A majority of the Second Circuit panel ultimately held that the plaintiffs were not exempt transportation workers under the FAA because, although they drove trucks, the plaintiffs worked "in the bakery industry, not a transportation industry." In concluding that only workers in a transportation industry can qualify as exempt transportation workers, the majority explained that the FAA's reference to "seamen" and "railroad employees" places transportation workers "in the context of a transportation industry" and thus provides a "reliable principle" for interpreting the exemption. The majority further defined a "transportation industry" as one that "pegs its charges chiefly to the movement of goods or passengers, and [whose] predominant source of commercial revenue is generated by that movement." Thus, although the plaintiffs spent much of their work days transporting goods by truck, the "decisive fact" in the case, according to the majority, was that the customers were buying baked goods and not "the movement of the baked goods," which was "at most a component of total price."

The majority also addressed why it did not view the Supreme Court's Saxon decision as undermining a transportation-industry requirement.

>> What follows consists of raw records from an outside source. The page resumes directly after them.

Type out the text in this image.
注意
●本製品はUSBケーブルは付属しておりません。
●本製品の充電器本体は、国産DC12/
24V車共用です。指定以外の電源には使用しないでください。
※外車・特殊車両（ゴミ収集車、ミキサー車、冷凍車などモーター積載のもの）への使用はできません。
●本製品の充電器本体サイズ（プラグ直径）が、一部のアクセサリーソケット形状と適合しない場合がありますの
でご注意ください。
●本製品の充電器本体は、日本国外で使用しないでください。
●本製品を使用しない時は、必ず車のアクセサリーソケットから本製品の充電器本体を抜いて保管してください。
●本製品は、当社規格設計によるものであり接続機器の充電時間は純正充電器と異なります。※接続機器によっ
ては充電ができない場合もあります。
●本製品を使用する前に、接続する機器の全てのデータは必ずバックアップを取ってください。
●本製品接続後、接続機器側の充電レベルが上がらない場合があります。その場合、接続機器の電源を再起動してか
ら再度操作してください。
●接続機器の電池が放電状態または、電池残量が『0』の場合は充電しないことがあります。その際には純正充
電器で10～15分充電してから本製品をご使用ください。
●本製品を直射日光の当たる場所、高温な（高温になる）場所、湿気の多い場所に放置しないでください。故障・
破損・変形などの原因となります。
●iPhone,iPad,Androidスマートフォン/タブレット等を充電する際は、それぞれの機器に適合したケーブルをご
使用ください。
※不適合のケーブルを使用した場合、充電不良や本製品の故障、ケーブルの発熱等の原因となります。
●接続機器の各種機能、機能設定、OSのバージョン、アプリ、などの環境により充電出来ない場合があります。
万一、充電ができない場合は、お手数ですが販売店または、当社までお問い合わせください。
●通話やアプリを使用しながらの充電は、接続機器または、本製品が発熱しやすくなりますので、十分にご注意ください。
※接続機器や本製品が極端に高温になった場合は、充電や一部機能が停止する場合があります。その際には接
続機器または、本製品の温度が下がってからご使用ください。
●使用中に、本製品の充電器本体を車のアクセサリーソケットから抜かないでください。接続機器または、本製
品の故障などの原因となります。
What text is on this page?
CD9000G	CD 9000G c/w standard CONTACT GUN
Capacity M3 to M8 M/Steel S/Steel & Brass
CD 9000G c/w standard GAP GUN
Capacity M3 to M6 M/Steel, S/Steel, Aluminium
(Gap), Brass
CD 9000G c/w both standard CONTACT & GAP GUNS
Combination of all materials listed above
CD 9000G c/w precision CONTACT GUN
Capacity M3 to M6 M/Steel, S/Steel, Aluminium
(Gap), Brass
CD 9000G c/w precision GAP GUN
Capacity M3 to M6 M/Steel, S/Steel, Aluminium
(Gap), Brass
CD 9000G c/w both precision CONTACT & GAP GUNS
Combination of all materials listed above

Although Saxon emphasized that working in a transportation industry is not sufficient to qualify as a transportation worker, the majority explained that the Saxon Court did not address whether working in such an industry is nonetheless necessary, because there the plaintiff worked for an airline and the issue was not in dispute.

In contrast, the dissenting panel judge asserted that the majority's transportation-industry requirement "ignores" Saxon and conflicts with the Supreme Court's reasoning by "focusing on the nature of the defendants' business, and not on the nature of the plaintiffs' work." Saxon proscribed that approach, in the dissent's view, because the Court emphasized that the airline ramp supervisor belonged to a class of transportation workers based on the actual work she performed, and "not what [her employer] does generally." According to the dissent, Saxon "makes plain" that the "scores" of truck drivers in the United States who work directly for retailers and manufacturers instead of for traditional trucking companies do not stop being transportation workers "the moment they are brought in-house." The dissent also argued that, even if a transportation-industry requirement were the correct standard, not all of a company's workers are necessarily in the same industry, and the plaintiffs are better characterized as working in the trucking industry, not the bakery industry as the majority held.

Two federal circuits have rejected a transportation-industry requirement. The Seventh Circuit held that "a trucker is a transportation worker regardless of whether he transports his employer's goods or the goods of a third party." Similarly, the First Circuit has construed Saxon as meaning that working in a transportation industry is neither sufficient nor necessary to qualify as an exempt transportation worker. Additionally, in a recent First Circuit case involving the same bakery defendants from Bissonnette, the court ruled that the bakery drivers were transportation workers under Section 1.

Considerations for Congress

Whether the FAA applies to an arbitration agreement can have significant consequences. Even if the FAA does not apply, state law may provide for enforcing the arbitration agreement in some cases. In other cases, however, state laws may not be as favorable to arbitration as the FAA. For example, although the Supreme Court has ruled that class-action waivers in arbitration agreements are enforceable under the FAA, class-action waivers may be unenforceable under state law when the arbitration agreement is not governed by the FAA.

If Congress disagrees with the Supreme Court's eventual decision in Bissonnette, or otherwise seeks to change or clarify the scope of the FAA's exemption, it may enact legislation to do so. For example, Congress could amend 9 U.S.C. § 1 to clarify the types of workers covered under the exemption.